The likelihood of observing a set of samples x_1\cdots x_n drawn from P is:

\[L=\prod ^{n}_{i=1}P(x_i)\]

However, we don't really know P; what we do know is Q_\theta, so we can calculate:

\[L(\theta)=\prod ^{n}_{i=1}Q_\theta(x_i)\]

The idea is to find an optimal set of parameters \widehat{\theta} such that this likelihood is maximized; in other words:

\[\widehat{\theta}=\underset{\theta}{argmax}\ L(\theta)=\underset{\theta}{argmax}\ \prod ^{n}_{i=1}Q_\theta(x_i)\]

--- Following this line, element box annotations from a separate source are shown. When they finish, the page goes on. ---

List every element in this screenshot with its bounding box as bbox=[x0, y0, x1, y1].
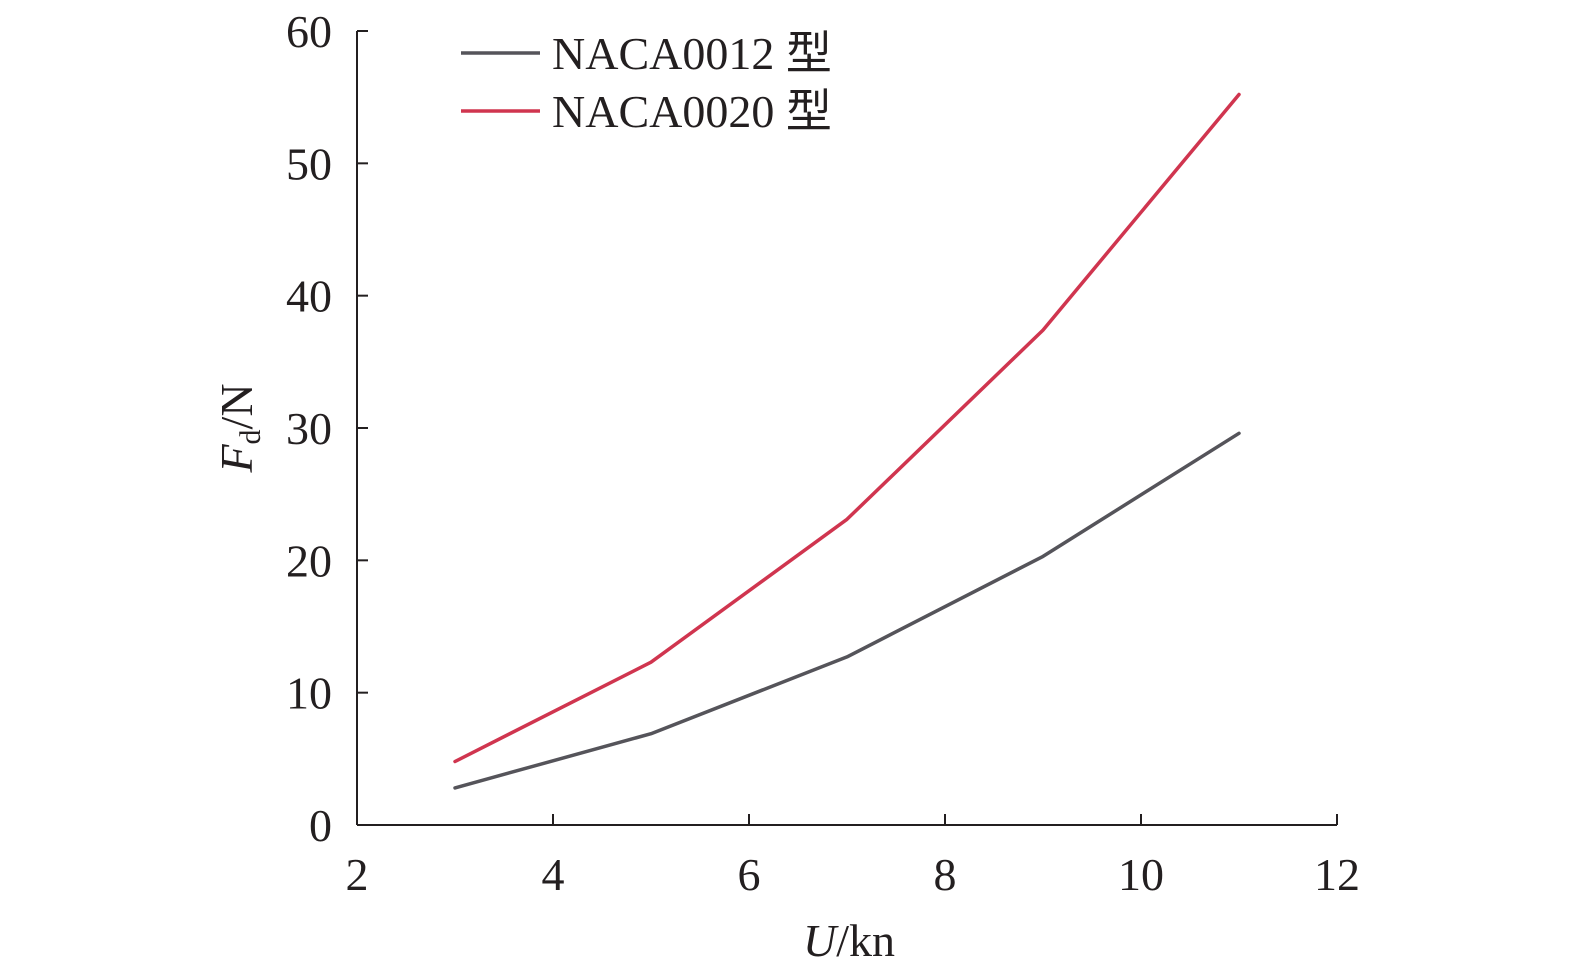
x-tick-label: 12 bbox=[1314, 849, 1360, 900]
series-line-1 bbox=[453, 431, 1241, 790]
y-tick-label: 40 bbox=[286, 271, 332, 322]
y-tick-label: 20 bbox=[286, 535, 332, 586]
y-tick-label: 50 bbox=[286, 138, 332, 189]
x-tick-label: 4 bbox=[542, 849, 565, 900]
legend: NACA0012 型 NACA0020 型 bbox=[461, 28, 832, 137]
y-ticks: 0 10 20 30 40 50 60 bbox=[286, 6, 368, 851]
y-tick-label: 60 bbox=[286, 6, 332, 57]
y-tick-label: 10 bbox=[286, 668, 332, 719]
axes bbox=[356, 31, 1337, 826]
y-tick-label: 30 bbox=[286, 403, 332, 454]
x-ticks: 2 4 6 8 10 12 bbox=[346, 814, 1360, 900]
y-tick-label: 0 bbox=[309, 800, 332, 851]
x-tick-label: 6 bbox=[738, 849, 761, 900]
y-axis-label: Fd/N bbox=[211, 383, 267, 473]
x-tick-label: 8 bbox=[934, 849, 957, 900]
x-tick-label: 2 bbox=[346, 849, 369, 900]
x-tick-label: 10 bbox=[1118, 849, 1164, 900]
legend-label: NACA0012 型 bbox=[552, 28, 832, 79]
legend-label: NACA0020 型 bbox=[552, 86, 832, 137]
series-line-2 bbox=[453, 92, 1241, 764]
x-axis-label: U/kn bbox=[803, 915, 895, 966]
series-group bbox=[453, 92, 1241, 790]
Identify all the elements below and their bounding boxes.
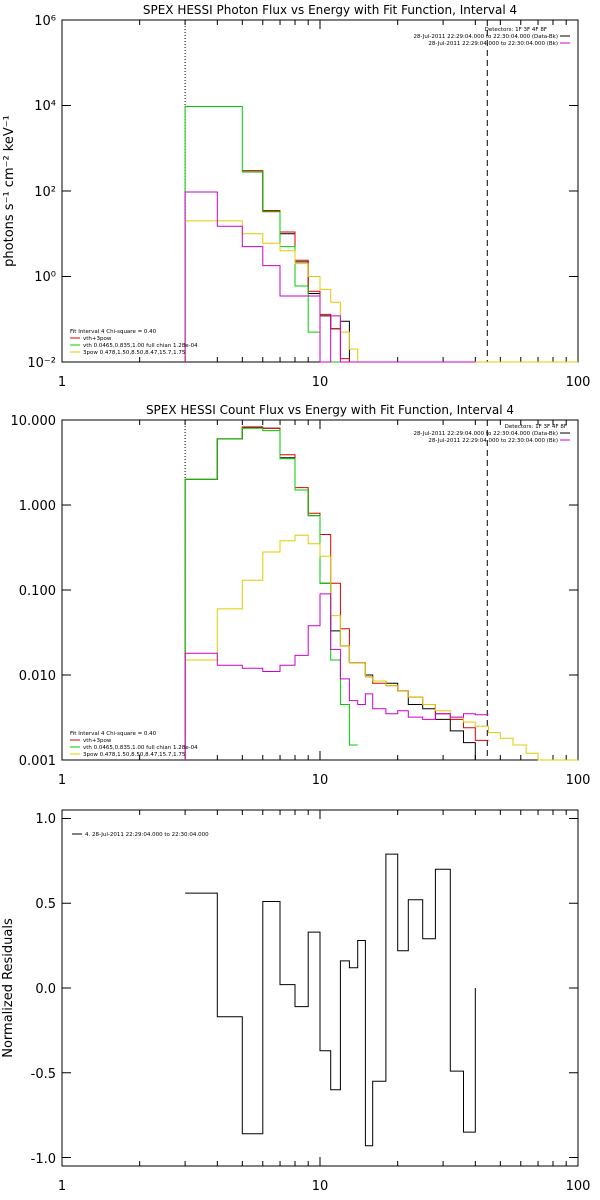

Working with products is inconvenient, however, so a logarithm is used instead to convert a product to a sum (since log(f(x)) is a monotonically increasing function, maximizing it is akin to maximizing f(x) itself):

\[\widehat{\theta}=\underset{\theta}{argmax}\ \log L(\theta)=\underset{\theta}{argmax}\ \sum ^{n}_{i=1}\log Q_\theta(x_i)\]

This is the maximal log-likelihood.

Now a clever statistical trick is employed; first, we multiply the function we're maximizing by the constant \frac{1}{n} - this doesn't affect the maxima, of course:

\[\widehat{\theta}=\underset{\theta}{argmax}\ \frac{1}{n}\sum ^{n}_{i=1}\log Q_\theta(x_i)\]

The function inside the argmax is now the average across n samples obtained from the true probability distribution P. The Law of Large numbers states that with a large enough n, this average converges to the expected value of drawing from this distribution:

\[\widehat{\theta}=\underset{\theta}{argmax}\ \sum ^{n}_{i=1}P(x_i)\log Q_\theta(x_i)\]

This should start looking familiar; all that's left is to negate the sum and minimize the negative instead:

\[\widehat{\theta}=\underset{\theta}{argmin}\ -\sum ^{n}_{i=1}P(x_i)\log Q_\theta(x_i)\]

The function we're now minimizing is the cross-entropy between P and Q_\theta. We've shown that maximum likelihood estimation is equivalent to minimizing the cross-entropy between the true and and predicted data distributions.


[1]This can be proven by taking the limit \lim_{p\to 0} p \log p and using L'Hopital's rule to show that it goes to 0.